Les paroles de nos interlocuteurs aident à identifier certains des facteurs à l’origine du changement. Dans les années 2010, les Américains ont dû faire face à tant de défis pour payer leurs études universitaires – y compris les coûts élevés des études universitaires, la dette étudiante stupéfiante, les retombées économiques persistantes de la récession et la montée des inégalités, pour n’énumérer que quelques problèmes que nos répondants ont cités dans leurs entretiens – qui le public est maintenant plus favorable que jamais à la responsabilité du gouvernement. C’était aussi une période où nous avons vu la couverture gouvernementale étendue de l’assurance maladie par le biais de la loi sur les soins abordables (ACA) de 2010. En fait, plusieurs personnes interrogées ont cité l’ACA comme un exemple de la façon dont le gouvernement devrait être impliqué dans le pain et le beurre. problèmes qui affectent la vie quotidienne des gens. Le passage croissant des soins de santé d’une approche individualiste à une approche plus collectiviste – et la discussion qui l’accompagne sur les soins de santé en tant que droit (par opposition à un privilège) – peut avoir été reporté pour affecter les croyances des gens sur l’enseignement supérieur.
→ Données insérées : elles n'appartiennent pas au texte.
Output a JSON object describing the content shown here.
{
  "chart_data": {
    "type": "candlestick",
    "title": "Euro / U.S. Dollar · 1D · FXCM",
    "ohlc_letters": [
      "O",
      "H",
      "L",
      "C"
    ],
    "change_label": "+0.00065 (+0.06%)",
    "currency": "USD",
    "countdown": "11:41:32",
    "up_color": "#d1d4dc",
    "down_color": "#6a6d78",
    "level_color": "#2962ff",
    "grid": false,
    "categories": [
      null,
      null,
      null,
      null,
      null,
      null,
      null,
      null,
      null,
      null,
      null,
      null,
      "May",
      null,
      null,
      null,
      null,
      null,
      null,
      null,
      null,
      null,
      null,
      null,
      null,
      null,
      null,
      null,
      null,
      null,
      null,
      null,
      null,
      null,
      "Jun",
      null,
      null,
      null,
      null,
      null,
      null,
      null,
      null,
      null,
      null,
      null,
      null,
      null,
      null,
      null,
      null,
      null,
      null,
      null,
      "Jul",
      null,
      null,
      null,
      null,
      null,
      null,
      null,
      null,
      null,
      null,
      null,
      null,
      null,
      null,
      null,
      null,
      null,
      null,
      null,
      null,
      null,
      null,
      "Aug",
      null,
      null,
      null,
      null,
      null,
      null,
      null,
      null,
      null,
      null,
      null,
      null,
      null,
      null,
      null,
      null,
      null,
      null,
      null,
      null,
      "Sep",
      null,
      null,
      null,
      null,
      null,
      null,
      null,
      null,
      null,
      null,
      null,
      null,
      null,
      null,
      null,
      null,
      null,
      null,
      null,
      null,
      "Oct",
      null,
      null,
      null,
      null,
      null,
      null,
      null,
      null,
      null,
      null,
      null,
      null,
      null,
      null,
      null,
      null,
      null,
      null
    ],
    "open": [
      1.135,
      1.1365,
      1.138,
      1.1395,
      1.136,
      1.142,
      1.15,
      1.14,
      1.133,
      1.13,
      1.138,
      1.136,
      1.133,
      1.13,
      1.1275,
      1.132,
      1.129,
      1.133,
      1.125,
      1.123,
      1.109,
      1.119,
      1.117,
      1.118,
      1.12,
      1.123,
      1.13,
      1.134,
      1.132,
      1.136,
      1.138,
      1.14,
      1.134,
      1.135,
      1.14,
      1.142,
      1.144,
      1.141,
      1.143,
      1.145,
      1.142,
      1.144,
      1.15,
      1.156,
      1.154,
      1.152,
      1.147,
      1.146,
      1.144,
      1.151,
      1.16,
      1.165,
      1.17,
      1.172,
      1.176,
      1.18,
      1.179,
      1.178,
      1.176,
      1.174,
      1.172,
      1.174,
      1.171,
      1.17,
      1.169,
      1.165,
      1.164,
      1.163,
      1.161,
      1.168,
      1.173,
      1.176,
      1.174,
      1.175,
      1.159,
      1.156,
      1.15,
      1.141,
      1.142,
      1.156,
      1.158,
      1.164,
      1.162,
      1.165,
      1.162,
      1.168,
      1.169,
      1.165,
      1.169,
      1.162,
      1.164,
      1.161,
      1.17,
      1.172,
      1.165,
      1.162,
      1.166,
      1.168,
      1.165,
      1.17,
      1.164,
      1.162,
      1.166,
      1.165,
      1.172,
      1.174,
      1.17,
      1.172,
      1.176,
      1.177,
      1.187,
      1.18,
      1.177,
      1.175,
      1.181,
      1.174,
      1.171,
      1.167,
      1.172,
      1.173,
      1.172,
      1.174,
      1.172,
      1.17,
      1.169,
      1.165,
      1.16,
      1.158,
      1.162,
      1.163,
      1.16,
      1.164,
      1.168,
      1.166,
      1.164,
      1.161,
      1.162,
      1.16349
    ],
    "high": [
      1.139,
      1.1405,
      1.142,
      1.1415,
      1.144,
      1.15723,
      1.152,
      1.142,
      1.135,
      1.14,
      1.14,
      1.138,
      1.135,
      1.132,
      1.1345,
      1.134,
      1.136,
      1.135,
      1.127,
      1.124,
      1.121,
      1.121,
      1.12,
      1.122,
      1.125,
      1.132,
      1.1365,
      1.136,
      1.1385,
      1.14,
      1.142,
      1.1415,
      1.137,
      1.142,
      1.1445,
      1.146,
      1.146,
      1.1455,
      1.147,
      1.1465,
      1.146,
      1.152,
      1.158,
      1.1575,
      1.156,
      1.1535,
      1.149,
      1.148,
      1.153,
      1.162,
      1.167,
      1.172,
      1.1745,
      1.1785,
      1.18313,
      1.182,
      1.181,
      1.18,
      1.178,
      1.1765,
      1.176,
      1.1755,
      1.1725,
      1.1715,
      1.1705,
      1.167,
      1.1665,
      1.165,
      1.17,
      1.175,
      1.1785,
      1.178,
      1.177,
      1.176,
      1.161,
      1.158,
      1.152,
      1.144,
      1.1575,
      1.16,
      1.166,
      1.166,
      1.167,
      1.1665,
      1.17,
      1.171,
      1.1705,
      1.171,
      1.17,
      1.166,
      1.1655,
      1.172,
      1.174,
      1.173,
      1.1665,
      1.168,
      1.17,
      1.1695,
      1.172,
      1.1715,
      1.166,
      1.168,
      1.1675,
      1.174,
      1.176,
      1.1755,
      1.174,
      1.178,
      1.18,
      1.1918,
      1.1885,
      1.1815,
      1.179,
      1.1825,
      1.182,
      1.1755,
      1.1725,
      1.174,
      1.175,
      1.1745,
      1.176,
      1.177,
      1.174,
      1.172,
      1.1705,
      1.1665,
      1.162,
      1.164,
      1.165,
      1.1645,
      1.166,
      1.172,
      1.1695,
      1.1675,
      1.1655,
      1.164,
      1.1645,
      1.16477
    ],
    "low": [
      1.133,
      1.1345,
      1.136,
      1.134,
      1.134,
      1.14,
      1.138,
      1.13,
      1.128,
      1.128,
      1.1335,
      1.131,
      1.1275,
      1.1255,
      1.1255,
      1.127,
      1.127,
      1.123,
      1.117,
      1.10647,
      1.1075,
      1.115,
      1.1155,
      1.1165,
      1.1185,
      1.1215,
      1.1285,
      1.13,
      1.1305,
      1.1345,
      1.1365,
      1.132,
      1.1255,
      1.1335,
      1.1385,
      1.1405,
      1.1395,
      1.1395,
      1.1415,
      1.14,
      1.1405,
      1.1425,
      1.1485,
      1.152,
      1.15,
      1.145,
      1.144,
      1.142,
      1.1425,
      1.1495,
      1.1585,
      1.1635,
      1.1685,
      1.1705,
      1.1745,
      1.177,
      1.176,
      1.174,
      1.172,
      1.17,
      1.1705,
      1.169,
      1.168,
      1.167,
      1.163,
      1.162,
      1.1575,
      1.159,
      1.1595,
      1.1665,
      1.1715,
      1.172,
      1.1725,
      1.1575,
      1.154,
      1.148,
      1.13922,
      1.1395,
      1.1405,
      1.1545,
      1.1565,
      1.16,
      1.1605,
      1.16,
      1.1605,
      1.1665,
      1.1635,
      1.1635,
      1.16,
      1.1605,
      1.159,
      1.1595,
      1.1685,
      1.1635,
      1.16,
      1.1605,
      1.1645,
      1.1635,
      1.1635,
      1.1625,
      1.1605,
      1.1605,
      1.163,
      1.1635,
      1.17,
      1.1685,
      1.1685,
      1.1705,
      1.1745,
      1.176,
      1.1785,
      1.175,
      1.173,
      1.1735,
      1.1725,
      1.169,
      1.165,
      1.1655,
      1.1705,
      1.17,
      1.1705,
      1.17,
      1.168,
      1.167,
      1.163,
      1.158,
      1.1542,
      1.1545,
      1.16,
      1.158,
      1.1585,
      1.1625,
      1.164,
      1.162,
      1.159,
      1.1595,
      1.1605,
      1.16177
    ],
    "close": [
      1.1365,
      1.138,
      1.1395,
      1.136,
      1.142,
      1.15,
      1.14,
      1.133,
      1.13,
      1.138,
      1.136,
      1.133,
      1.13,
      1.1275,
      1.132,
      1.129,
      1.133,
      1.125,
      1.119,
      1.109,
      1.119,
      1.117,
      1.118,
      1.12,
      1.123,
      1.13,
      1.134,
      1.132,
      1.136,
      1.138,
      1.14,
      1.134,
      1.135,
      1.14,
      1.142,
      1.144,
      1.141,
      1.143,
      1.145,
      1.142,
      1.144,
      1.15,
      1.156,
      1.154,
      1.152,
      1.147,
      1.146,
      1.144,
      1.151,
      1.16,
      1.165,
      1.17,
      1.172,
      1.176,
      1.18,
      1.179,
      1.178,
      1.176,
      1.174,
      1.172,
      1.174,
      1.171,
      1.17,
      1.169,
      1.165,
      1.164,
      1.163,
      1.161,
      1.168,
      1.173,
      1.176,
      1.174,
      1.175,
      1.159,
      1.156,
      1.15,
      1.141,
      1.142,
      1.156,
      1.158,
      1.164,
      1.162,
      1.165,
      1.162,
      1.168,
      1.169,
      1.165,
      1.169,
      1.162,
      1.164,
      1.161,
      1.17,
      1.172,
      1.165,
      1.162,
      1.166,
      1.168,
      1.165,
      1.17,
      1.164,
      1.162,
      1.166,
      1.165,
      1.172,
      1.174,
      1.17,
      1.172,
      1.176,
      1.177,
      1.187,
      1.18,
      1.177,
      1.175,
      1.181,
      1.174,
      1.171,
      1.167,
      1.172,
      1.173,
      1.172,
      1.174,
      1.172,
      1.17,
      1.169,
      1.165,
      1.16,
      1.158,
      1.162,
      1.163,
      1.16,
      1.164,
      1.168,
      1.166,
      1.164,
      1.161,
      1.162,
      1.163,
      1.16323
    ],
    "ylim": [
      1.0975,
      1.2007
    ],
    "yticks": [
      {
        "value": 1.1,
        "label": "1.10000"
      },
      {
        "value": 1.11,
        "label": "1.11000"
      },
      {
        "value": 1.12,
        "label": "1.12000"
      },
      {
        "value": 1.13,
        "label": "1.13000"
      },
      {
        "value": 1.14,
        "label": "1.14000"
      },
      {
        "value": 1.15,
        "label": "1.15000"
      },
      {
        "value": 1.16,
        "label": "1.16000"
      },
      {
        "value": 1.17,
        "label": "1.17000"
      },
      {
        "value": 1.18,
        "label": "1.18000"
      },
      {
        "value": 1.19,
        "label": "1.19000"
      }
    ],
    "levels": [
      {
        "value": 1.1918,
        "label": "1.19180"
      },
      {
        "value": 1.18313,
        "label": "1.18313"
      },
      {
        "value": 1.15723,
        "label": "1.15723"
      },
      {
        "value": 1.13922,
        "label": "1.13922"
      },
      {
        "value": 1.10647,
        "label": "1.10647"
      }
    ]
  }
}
Comme nous l’avons noté, le public est à peu près également divisé entre ceux qui veulent et ceux qui ne veulent pas que le gouvernement assume la responsabilité du financement des collèges. Certaines personnes peuvent voir cette division 50/50 et déplorer la polarisation de l’Amérique sur une autre question sociale controversée. Mais nous voyons cette polarisation comme un signe encourageant de changement social. Le changement spectaculaire et rapide de l’opinion publique concernant le mariage homosexuel est un parallèle utile. Les données de l’Enquête sociale générale, l’étalon-or de la recherche par sondage, montrent que moins d’un tiers (31%) de tous les Américains soutenaient le mariage homosexuel en 2004. En 2010, les Américains étaient à peu près divisés au milieu dans leur soutien et opposition au mariage homosexuel. (Notez que ces chiffres sont une image miroir de ce que nous trouvons concernant le financement des collèges). En 2018, le soutien au mariage homosexuel est passé à plus des deux tiers (68%). Au cours de cette période, les Américains sont passés rapidement d’un consensus plus conservateur à un état de polarisation, jusqu’à finalement fusionner autour d’un consensus plus progressiste.

Compte tenu de la teneur des débats sur l’annulation de la dette et la gratuité des cours, il semble que l’opinion publique sur le financement des études collégiales évolue dans le même sens. Les Américains veulent que l’université soit plus abordable et ils veulent que le gouvernement contribue beaucoup plus substantiellement à ces coûts.